Lake Garda Trentino has been the center of social life for many centuries. A real meeting point for painters, writers, poets, bright and brilliant minds who loved to meet between Arco, Riva and Torbole to enjoy the amazing natural landscapes, the mild climate and the fervent cultural exchange in this strip of Mediterranean at the foot of the Alps.
From the seventeenth century Lake Garda became a destination for the Central European nobility. Towards the end of the following century, after Goethe visited the area, the shores of Garda Trentino became “inspiring muses” for painters, writers and poets who, admiring the authentic beauty of nature, felt their creative flair growing.
In 1786, during his Italian journey, Goethe arrived in Torbole. He was so impressed by the Mediterranean and Italian flair in Garda that he wrote:
“What an ardent desire I feel right now, admiring the enchanting view in front of me! How joyful I would feel to share this moment with you” .
Goethe wrote this to his fellow countrymen, Thomas and Heinrich Mann. The former started writing his work Tonio Kröger, one of his masterpieces, right in Riva del Garda.
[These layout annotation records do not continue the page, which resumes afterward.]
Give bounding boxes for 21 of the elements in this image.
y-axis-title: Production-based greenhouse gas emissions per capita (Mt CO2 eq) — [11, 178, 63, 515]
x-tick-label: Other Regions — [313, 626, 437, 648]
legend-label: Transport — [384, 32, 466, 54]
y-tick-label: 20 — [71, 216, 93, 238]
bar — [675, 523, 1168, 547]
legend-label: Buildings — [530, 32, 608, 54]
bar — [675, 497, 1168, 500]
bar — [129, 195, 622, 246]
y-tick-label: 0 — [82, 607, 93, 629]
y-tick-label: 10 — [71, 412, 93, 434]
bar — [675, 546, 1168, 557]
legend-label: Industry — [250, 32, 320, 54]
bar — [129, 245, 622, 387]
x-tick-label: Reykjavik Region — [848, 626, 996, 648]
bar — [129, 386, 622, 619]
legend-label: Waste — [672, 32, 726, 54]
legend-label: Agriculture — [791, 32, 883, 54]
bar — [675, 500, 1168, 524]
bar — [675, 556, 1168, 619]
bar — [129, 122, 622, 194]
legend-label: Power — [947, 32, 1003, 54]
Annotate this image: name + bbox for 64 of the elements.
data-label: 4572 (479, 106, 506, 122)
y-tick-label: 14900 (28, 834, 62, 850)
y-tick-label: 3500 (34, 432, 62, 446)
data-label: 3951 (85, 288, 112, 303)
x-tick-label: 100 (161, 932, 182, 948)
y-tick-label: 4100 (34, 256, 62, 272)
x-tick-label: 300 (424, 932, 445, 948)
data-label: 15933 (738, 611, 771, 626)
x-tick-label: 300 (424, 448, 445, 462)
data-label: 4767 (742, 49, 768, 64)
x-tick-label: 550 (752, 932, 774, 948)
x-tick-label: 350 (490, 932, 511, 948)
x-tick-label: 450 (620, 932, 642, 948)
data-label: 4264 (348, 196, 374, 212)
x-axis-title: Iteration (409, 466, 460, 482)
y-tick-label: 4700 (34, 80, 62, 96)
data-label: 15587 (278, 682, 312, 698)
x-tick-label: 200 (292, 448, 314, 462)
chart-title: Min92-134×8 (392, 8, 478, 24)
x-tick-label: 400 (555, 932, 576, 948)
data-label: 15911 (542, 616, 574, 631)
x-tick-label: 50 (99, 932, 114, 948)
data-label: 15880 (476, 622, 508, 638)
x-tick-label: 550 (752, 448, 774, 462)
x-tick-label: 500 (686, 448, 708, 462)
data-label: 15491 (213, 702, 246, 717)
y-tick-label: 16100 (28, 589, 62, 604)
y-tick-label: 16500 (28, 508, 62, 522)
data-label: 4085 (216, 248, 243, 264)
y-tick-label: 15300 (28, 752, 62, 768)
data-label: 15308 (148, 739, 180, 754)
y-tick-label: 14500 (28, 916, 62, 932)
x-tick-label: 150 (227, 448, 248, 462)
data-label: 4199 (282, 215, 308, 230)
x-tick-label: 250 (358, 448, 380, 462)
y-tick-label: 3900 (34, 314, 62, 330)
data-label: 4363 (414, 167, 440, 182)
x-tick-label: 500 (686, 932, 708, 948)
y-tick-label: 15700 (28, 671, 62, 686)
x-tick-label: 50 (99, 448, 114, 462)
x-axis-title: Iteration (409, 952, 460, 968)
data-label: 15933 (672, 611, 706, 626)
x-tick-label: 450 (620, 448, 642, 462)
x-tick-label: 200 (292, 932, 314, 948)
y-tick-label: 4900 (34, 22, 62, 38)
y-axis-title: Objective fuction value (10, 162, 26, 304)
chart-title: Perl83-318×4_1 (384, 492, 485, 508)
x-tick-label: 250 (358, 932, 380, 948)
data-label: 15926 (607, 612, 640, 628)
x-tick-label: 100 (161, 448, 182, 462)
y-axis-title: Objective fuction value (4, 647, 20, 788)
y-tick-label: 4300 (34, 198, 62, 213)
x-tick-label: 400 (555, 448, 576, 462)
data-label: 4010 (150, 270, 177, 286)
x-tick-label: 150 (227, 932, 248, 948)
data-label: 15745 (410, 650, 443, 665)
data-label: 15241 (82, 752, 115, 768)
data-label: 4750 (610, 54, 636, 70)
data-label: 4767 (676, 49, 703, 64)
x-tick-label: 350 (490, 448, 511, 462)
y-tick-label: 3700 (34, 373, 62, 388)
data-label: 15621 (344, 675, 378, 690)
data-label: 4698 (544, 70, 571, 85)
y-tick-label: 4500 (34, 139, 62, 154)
Then, during his stay in Riva, he literally fell in love with the Varone waterfall – it impressed and inspired him so much that it became part of one of his most important novels: The Magic Mountain.
The latter liked this area very much, too. As a matter of fact he spent two and a half years here – he was a regular guest of the “Sanatorium von Hartungen”. Some of his works “Young girls”, “Heroine” and “Small city”” take place right on Garda’s lake shores.
But the list of famous visitors in Garda Trentino doesn’t stop here. The poet Rilke stayed in Arco from 1897 to 1901. Here he composed twenty-five lyrics describing castles and white villages, which immediately bring to mind the towns of Tenno, Riva and Arco.
If you’re curious to know how Arco used to be in the past, you just need to take a look at Dürer‘s marvellous painting, View of the Arco Valley.. Dürer, one of the greatest Renaissance exponents, stopped in Arco for some time. Here he splendidly portrayed the castle and the town of Arco – the watercolor is now displayed at the Louvre Museum in Paris.
Garda Trentino was also well known to the writer and philosopher Franz Kafka who, recalling his stays in Riva in 1917, set right here one of his most beautiful short stories: The Hunter Gracchus.
The great philosopher Nietzsche, who stayed in Riva del Garda in 1880, wrote one of his most significant works: “The Dawn of Day”.
How could we ever forget the writer who made his dream come true right on the shores of Lake Garda. We’re obviously referring to one of the greatest Italian intellectual, Gabriele D’Annunzio. His connection to Lake Garda began in 1917 and became stronger since then. D’Annunzio entrusted his friend Giancarlo Maroni, a well renowned architect born in Arco, with the project of “Vittoriale degli Italiani”. This hillside estate was built on the shores of the town Gardone. In Riva there already were many works by Maroni. Among them the marvellous Hydroelectric Power Plant. D’Annunzio took another important role in Garda Trentino. In 1937 he became President ab aeterno of the Sailing Club Fraglia Vela di Riva (the Italian word “fraglia” was invented by the poet, apparently combining the words “brotherhood – fratellanza – and “family”). Not only did the Italian poet want this Club to be a sailing and racing association, but also a school of life and culture.
Another important representative of Garda Trentino’s culture was the poet and translator from Ledro, Andrea Maffei. He was a kind of “landlord” of the area, because he had important connections with renowned personalities of that time, among them the composer Giuseppe Verdi, the painter Francesco Hayez and the sculptors Vela and Dupré. In his home in Milan he hosted Listz, Stendhal and other famous protagonists of the Central European culture.
Another renowned personality, born right in Arco in 1886, was the genius Gianni Caproni, who later became a pioneer in aeronautical engineering. The Japanese film director Hayao Miyazaki dedicated him his animated film “The Wind Rises”. It talks about the history of mankind and of men having a Nietzschean ethical vision, in particular Caproni as undiscussed genius of aeronautical engineering.
Last but not least: Vasco Pratolini, one of the most famous representatives of the Neorealism movement after World War II.
Between 1935 and 1936 Pratolini stayed in Arco, in the sanatorium Villa delle Rose and Villa Bellaria. In his work Diario Sentimentale, in particular in the chapters Gli uomini che si voltano, il Diario di Villarosa and il Taccuino del convalescente, he writes about his illness during his stay in Garda Trentino.
You can say it now – you can’t wait anymore to come here and walk along the narrow streets in Torbole as Goethe used to do! Or, as the poet D’Annunzio, you’d like to admire the Lake while standing on the imposant Hydroelectric power plant in Riva. Or you’d more for sunbathing in Arco as people used to do when Lake Garda was a heal resort ?
As it used to be in the past for distinguished guests, Garda Trentino is still here to welcome you and let you enjoy unforgettable moments. Now as then.